Der Mitarbeiterstab im Bereich Anwendungsberatung hat sich bei Control Data in den letzten zwei Jahren verdoppelt. Der Umsatz, erzielt durch den Einsatz von Anwendungsberatern, ist in den letzten drei Jahren um mehr als das Vierfache gestiegen und beträgt heute schon 15 Prozent des Gesamtumsatzes aus RZ-Dienstleistungen. Ursache dessen sind in erster Linie Anwendungen, die wegen ihrer hohen technischen Anforderung und Komplexität nicht ohne weiteres im Haus des Anwenders abgewickelt werden können.

Zwei Dienstleistungsformen sind hier zu nennen:

Anwendungsberatung:

In diesem Falle verlangt der Kunde für sein Problem nicht nur die Einführung, sondern auch die Programm-Anpassung an sein spezifisches Problemgebiet.

Wir erleben es immer häufiger, daß Kunden aus Großfirmen mit personell gut ausgestatteten und organisierten Rechenzentren nach einer kurzfristig lieferbaren Lösung fragen. Das Rechenzentrum des Kunden kann (oder will) nicht die ständig wachsende personelle Belastung bewältigen.

Als Vorgabe erhält der Anwendungsberater meist nur den Wunschtermin und eine ungefähre Problembeschreibung. (Ein Lehrbuch der Systemanalyse würde demgegenüber eine fertig ausgearbeitete Programmspezifikation verlangen.) Herkömmliche Programmierung ist aus zeitlichen und wirtschaftlichen Gründen völlig ausgeschlossen. Hier hilft nur die erprobte Anwendungs-Software und der erfahrene Anwendungsberater, der kurzfristig die entsprechende Anpassung des Anwendungsprogrammes an die Problembeschreibung vornimmt.

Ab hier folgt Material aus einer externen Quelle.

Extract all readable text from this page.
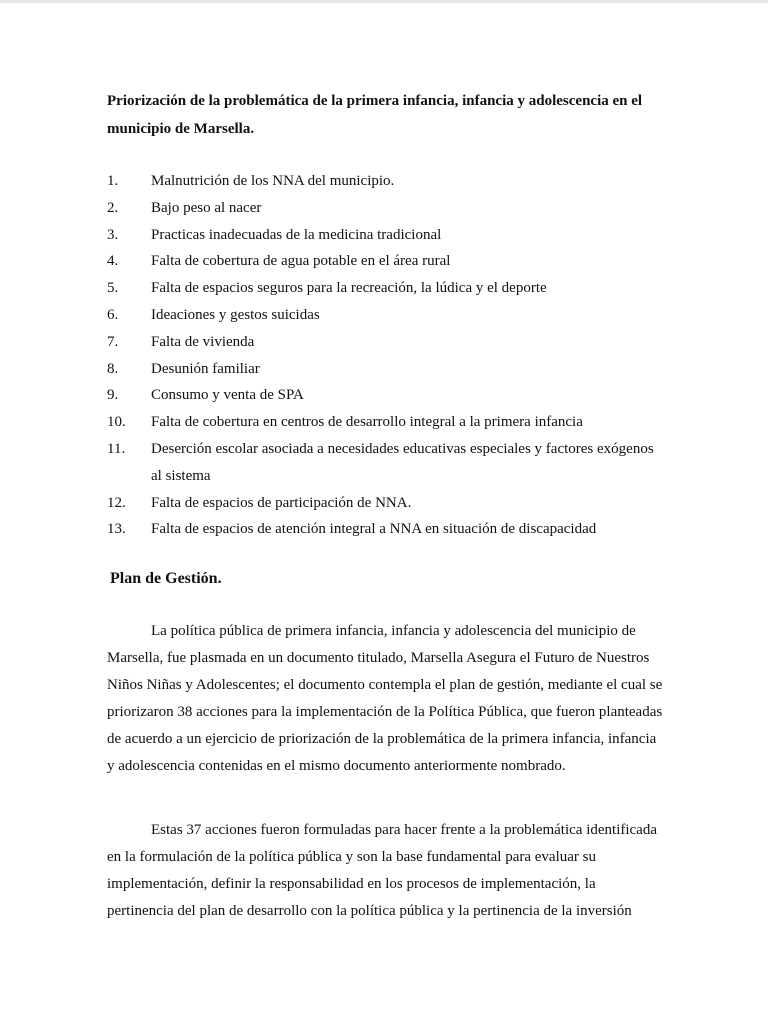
Priorización de la problemática de la primera infancia, infancia y adolescencia en el municipio de Marsella.
1. Malnutrición de los NNA del municipio.
2. Bajo peso al nacer
3. Practicas inadecuadas de la medicina tradicional
4. Falta de cobertura de agua potable en el área rural
5. Falta de espacios seguros para la recreación, la lúdica y el deporte
6. Ideaciones y gestos suicidas
7. Falta de vivienda
8. Desunión familiar
9. Consumo y venta de SPA
10. Falta de cobertura en centros de desarrollo integral a la primera infancia
11. Deserción escolar asociada a necesidades educativas especiales y factores exógenos al sistema
12. Falta de espacios de participación de NNA.
13. Falta de espacios de atención integral a NNA en situación de discapacidad
Plan de Gestión.

La política pública de primera infancia, infancia y adolescencia del municipio de Marsella, fue plasmada en un documento titulado, Marsella Asegura el Futuro de Nuestros Niños Niñas y Adolescentes; el documento contempla el plan de gestión, mediante el cual se priorizaron 38 acciones para la implementación de la Política Pública, que fueron planteadas de acuerdo a un ejercicio de priorización de la problemática de la primera infancia, infancia y adolescencia contenidas en el mismo documento anteriormente nombrado.

Estas 37 acciones fueron formuladas para hacer frente a la problemática identificada en la formulación de la política pública y son la base fundamental para evaluar su implementación, definir la responsabilidad en los procesos de implementación, la pertinencia del plan de desarrollo con la política pública y la pertinencia de la inversión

Komplette Problemlösungen:

Hier übergibt der Kunde sein Problem vollständig dem Service-Rechenzentrum. Fachleute erstellen die Lösung - sei sie kaufmännischer oder technisch/ wissenschaftlicher Art - unter Zuhilfenahme der geeigneten Anwendungsprogramme. Der Kunde erhält die Ergebnisse in einem Abschlußbericht.

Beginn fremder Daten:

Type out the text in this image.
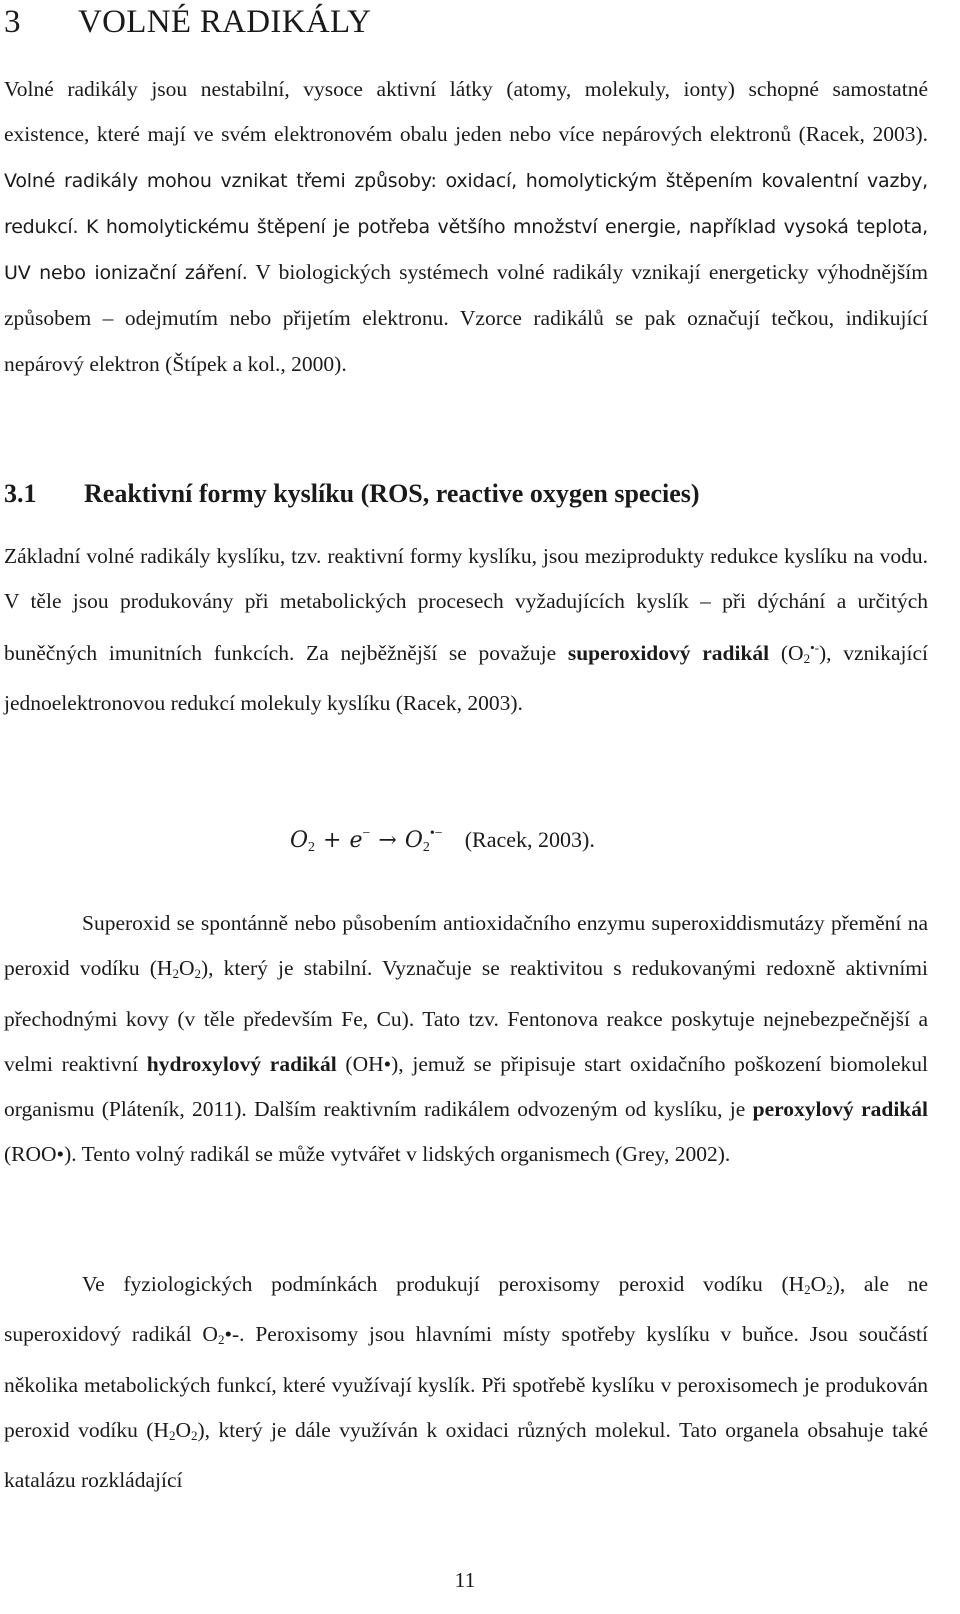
3 VOLNÉ RADIKÁLY

Volné radikály jsou nestabilní, vysoce aktivní látky (atomy, molekuly, ionty) schopné samostatné existence, které mají ve svém elektronovém obalu jeden nebo více nepárových elektronů (Racek, 2003). Volné radikály mohou vznikat třemi způsoby: oxidací, homolytickým štěpením kovalentní vazby, redukcí. K homolytickému štěpení je potřeba většího množství energie, například vysoká teplota, UV nebo ionizační záření. V biologických systémech volné radikály vznikají energeticky výhodnějším způsobem – odejmutím nebo přijetím elektronu. Vzorce radikálů se pak označují tečkou, indikující nepárový elektron (Štípek a kol., 2000).

3.1 Reaktivní formy kyslíku (ROS, reactive oxygen species)

Základní volné radikály kyslíku, tzv. reaktivní formy kyslíku, jsou meziprodukty redukce kyslíku na vodu. V těle jsou produkovány při metabolických procesech vyžadujících kyslík – při dýchání a určitých buněčných imunitních funkcích. Za nejběžnější se považuje superoxidový radikál $(O_2^{•-})$, vznikající jednoelektronovou redukcí molekuly kyslíku (Racek, 2003).

$O_2 + e^- \to O_2^{•-}$ (Racek, 2003).

Superoxid se spontánně nebo působením antioxidačního enzymu superoxiddismutázy přemění na peroxid vodíku $(H_2O_2)$, který je stabilní. Vyznačuje se reaktivitou s redukovanými redoxně aktivními přechodnými kovy (v těle především Fe, Cu). Tato tzv. Fentonova reakce poskytuje nejnebezpečnější a velmi reaktivní hydroxylový radikál (OH•), jemuž se připisuje start oxidačního poškození biomolekul organismu (Pláteník, 2011). Dalším reaktivním radikálem odvozeným od kyslíku, je peroxylový radikál (ROO•). Tento volný radikál se může vytvářet v lidských organismech (Grey, 2002).

Ve fyziologických podmínkách produkují peroxisomy peroxid vodíku $(H_2O_2)$, ale ne superoxidový radikál $O_2•-$. Peroxisomy jsou hlavními místy spotřeby kyslíku v buňce. Jsou součástí několika metabolických funkcí, které využívají kyslík. Při spotřebě kyslíku v peroxisomech je produkován peroxid vodíku $(H_2O_2)$, který je dále využíván k oxidaci různých molekul. Tato organela obsahuje také katalázu rozkládající

11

Zur Ergänzung des eigenen Mitarbeiterstabes wird oft auch ein Subcontractor verpflichtet. Bei dieser Form der Dienstleistung scheint für den Auftraggeber die Frage der Haftung ausschlaggebend zu sein (Größe und Name des Service-Rechenzentrums). Die Erfahrung zeigt, daß in vielen Fällen aus Haftungsgründen ein potenter Partner vor einem Ingenieurbüro ausgewählt wird.

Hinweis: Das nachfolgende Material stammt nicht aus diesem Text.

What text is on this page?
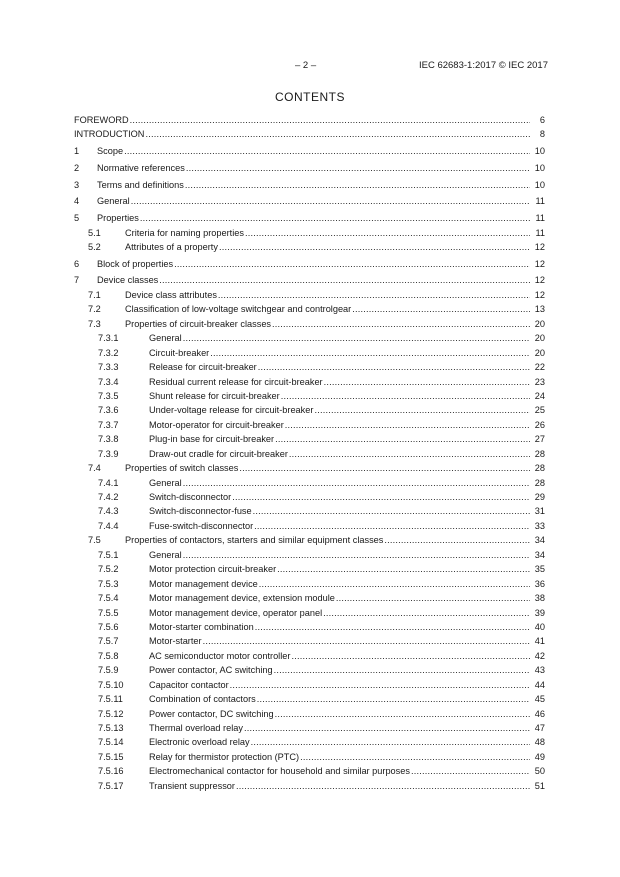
– 2 –	IEC 62683-1:2017 © IEC 2017
CONTENTS
FOREWORD .....	6
INTRODUCTION .....	8
1	Scope .....	10
2	Normative references .....	10
3	Terms and definitions .....	10
4	General .....	11
5	Properties .....	11
5.1	Criteria for naming properties .....	11
5.2	Attributes of a property .....	12
6	Block of properties .....	12
7	Device classes .....	12
7.1	Device class attributes .....	12
7.2	Classification of low-voltage switchgear and controlgear .....	13
7.3	Properties of circuit-breaker classes .....	20
7.3.1	General .....	20
7.3.2	Circuit-breaker .....	20
7.3.3	Release for circuit-breaker .....	22
7.3.4	Residual current release for circuit-breaker .....	23
7.3.5	Shunt release for circuit-breaker .....	24
7.3.6	Under-voltage release for circuit-breaker .....	25
7.3.7	Motor-operator for circuit-breaker .....	26
7.3.8	Plug-in base for circuit-breaker .....	27
7.3.9	Draw-out cradle for circuit-breaker .....	28
7.4	Properties of switch classes .....	28
7.4.1	General .....	28
7.4.2	Switch-disconnector .....	29
7.4.3	Switch-disconnector-fuse .....	31
7.4.4	Fuse-switch-disconnector .....	33
7.5	Properties of contactors, starters and similar equipment classes .....	34
7.5.1	General .....	34
7.5.2	Motor protection circuit-breaker .....	35
7.5.3	Motor management device .....	36
7.5.4	Motor management device, extension module .....	38
7.5.5	Motor management device, operator panel .....	39
7.5.6	Motor-starter combination .....	40
7.5.7	Motor-starter .....	41
7.5.8	AC semiconductor motor controller .....	42
7.5.9	Power contactor, AC switching .....	43
7.5.10	Capacitor contactor .....	44
7.5.11	Combination of contactors .....	45
7.5.12	Power contactor, DC switching .....	46
7.5.13	Thermal overload relay .....	47
7.5.14	Electronic overload relay .....	48
7.5.15	Relay for thermistor protection (PTC) .....	49
7.5.16	Electromechanical contactor for household and similar purposes .....	50
7.5.17	Transient suppressor .....	51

Zusammenfassend läßt sich sagen: Das Angebot der Timesharing-Rechenzentren für Problemlösungen mit vorhandener Anwendungs-Software sowie Beratung ist für den Kunden besonders attraktiv geworden. Der Verhandlungspartner ist der zuständige Fachbereich und nicht, wie früher, die EDV-Abteilung.

*Rolf Sänger ist Verkaufsleiter Deutschland in der Abteilung Data Services der Control Data GmbH, Frankfurt.